Jan: Aldoria=38.2, Brevara=102.4, Caliston=29.5
Feb: Aldoria=62.9, Brevara=158.7, Caliston=38.9
Mar: Aldoria=126.9, Brevara=316.2, Caliston=82.3
Apr: Aldoria=190.5, Brevara=405.4, Caliston=113.1
May: Aldoria=223.2, Brevara=424.9, Caliston=130.6
Jun: Aldoria=222.6, Brevara=345.8, Caliston=127.4
Jul: Aldoria=195.5, Brevara=310.2, Caliston=121.4
Aug: Aldoria=146.4, Brevara=223.7, Caliston=95.2

Normalizing per 100,000 population reveals that Brevara isn't just vaccinating more people in absolute terms — it's vaccinating at a dramatically higher per-capita rate. At its peak, Brevara was administering 425 doses per 100,000 people per day, compared to Aldoria's 223 and Caliston's 131.

The Deliverable

Elena assembles her findings into a summary table for the policymakers:

summary = pd.DataFrame({
    "Country": ["Aldoria", "Brevara", "Caliston"],
    "Population": ["12M", "9M", "12M"],
    "Total Doses": ["4.88M", "6.54M", "3.23M"],
    "Coverage (%)": [40.6, 72.7, 27.0],
    "50% Milestone": ["Not yet", "June 28", "Not yet"],
    "Peak Month": ["June", "May", "June"],
    "Peak Rate (per 100K/day)": [223, 425, 131],
    "Weekend Drop (%)": [35.1, 32.1, 38.8],
    "Current Trajectory": ["Declining", "Declining", "Declining"]
})
print(summary.to_string(index=False))

The Takeaway

This case study demonstrates why time series analysis is at the heart of pandemic response.

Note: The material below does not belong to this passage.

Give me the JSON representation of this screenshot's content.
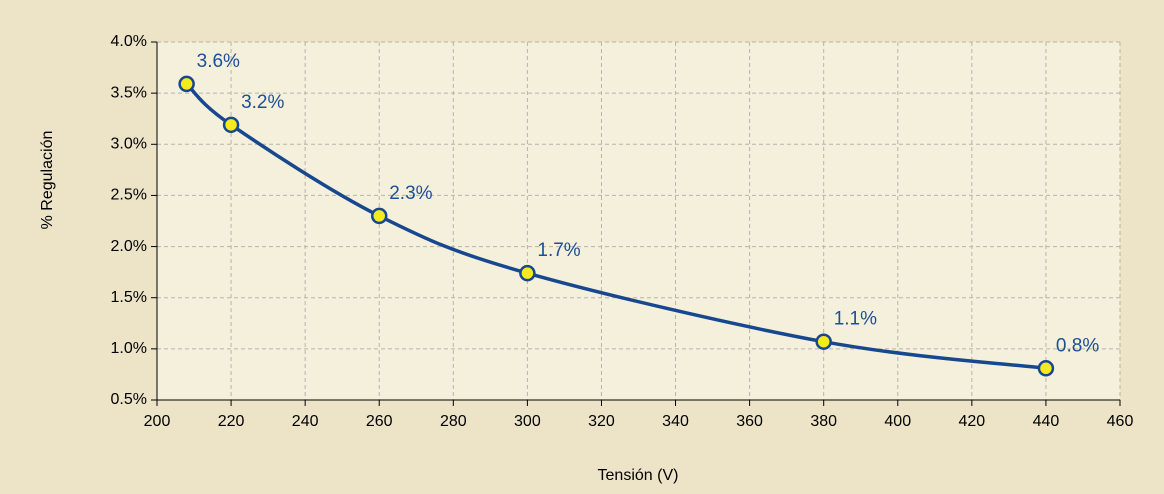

The techniques Elena used — cumulative sums, 7-day rolling averages, per-capita normalization, month-over-month comparisons, weekend/weekday breakdowns — are the same techniques used by epidemiologists, public health officials, and data journalists worldwide.

Key analytical insights:

Rolling averages reveal trends that daily data hides. The daily dose count bounces wildly from day to day. The 7-day rolling average shows the actual trajectory.
Per-capita rates enable fair comparison. Brevara has fewer total doses than Aldoria but a much higher per-capita rate. Absolute numbers mislead when populations differ.
Milestone tracking makes progress tangible. Saying "Brevara has vaccinated 6.5 million people" is less actionable than "Brevara reached 50% coverage on June 28, 164 days after starting."
Operational patterns affect outcomes. The 32-39% weekend drop translates to a 10% loss in total throughput. That's a policy lever, not just a data point.
Time series decomposition separates signal from noise. By looking at daily, weekly, monthly, and cumulative views, Elena can answer questions at every time scale — from "what happened today?" to "what's the trend over the full campaign?"

Every one of these techniques came from Chapter 11: pd.to_datetime(), .dt accessor, set_index(), resample(), rolling(), cumsum(), and groupby with time components. The tools are simple. The insights they produce are profound.